Abstract

Purpose – Although locally sourced and produced foods are a growing trend in food marketing, they are not yet clearly understood nor consistently defined. There is no lack of definitions currently offered, however, based on expanding, evolving, and sometimes conflicting, dimensions. The purpose of this paper is to investigate various emerging definitional elements of local foods to determine which elements may be as important to food shoppers today as the prevailing food miles definition. Design/methodology/approach – A shopper survey is fielded and repeated measures ANOVA conducted to measure the relative importance of various definitional elements, assess where shoppers expect to acquire local foods, the price premium they are willing to pay, and differences that may exist across customer groups. Findings – The study finds that consumers do consider other definitional elements as important as distance in their definition of local foods and they expect to find them in secondary outlets beyond farmers markets and the produce department. Consumers are willing to pay a price premium and there are differences across light, medium, and heavy users.

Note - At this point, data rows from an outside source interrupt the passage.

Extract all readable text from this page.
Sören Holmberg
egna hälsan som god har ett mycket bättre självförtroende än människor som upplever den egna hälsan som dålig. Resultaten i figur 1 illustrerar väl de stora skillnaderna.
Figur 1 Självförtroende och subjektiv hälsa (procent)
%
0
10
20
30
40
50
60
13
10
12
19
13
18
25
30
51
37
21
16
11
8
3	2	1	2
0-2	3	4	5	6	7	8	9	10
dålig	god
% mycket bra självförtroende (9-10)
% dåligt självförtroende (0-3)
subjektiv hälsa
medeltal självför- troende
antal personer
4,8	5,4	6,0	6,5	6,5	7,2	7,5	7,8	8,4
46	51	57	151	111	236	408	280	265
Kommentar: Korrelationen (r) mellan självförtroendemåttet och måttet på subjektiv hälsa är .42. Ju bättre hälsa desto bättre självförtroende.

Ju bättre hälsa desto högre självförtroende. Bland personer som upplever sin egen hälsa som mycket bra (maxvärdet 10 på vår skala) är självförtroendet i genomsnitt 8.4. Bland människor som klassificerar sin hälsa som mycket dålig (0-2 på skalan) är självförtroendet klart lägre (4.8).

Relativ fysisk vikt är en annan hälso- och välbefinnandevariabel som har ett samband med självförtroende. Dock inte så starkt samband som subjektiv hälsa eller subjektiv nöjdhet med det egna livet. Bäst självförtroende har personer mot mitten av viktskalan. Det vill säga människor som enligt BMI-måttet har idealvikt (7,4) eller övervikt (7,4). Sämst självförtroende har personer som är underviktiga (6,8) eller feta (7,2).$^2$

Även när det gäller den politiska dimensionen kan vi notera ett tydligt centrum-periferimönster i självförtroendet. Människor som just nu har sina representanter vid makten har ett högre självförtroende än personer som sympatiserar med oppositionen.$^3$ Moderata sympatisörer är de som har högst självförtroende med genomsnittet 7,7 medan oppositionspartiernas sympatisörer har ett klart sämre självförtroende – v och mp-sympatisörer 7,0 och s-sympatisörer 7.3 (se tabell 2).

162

Practical implications – This study provides researchers with an expanded and clearer definition of local foods for future research and practitioners with guidance on what shoppers expect and value today and how to better source, merchandise, and promote local foods. Originality/value – By combining definitional elements from across industry, government, and academia and analyzing them together, this study offers a more comprehensive definition of local foods and consumer expectations.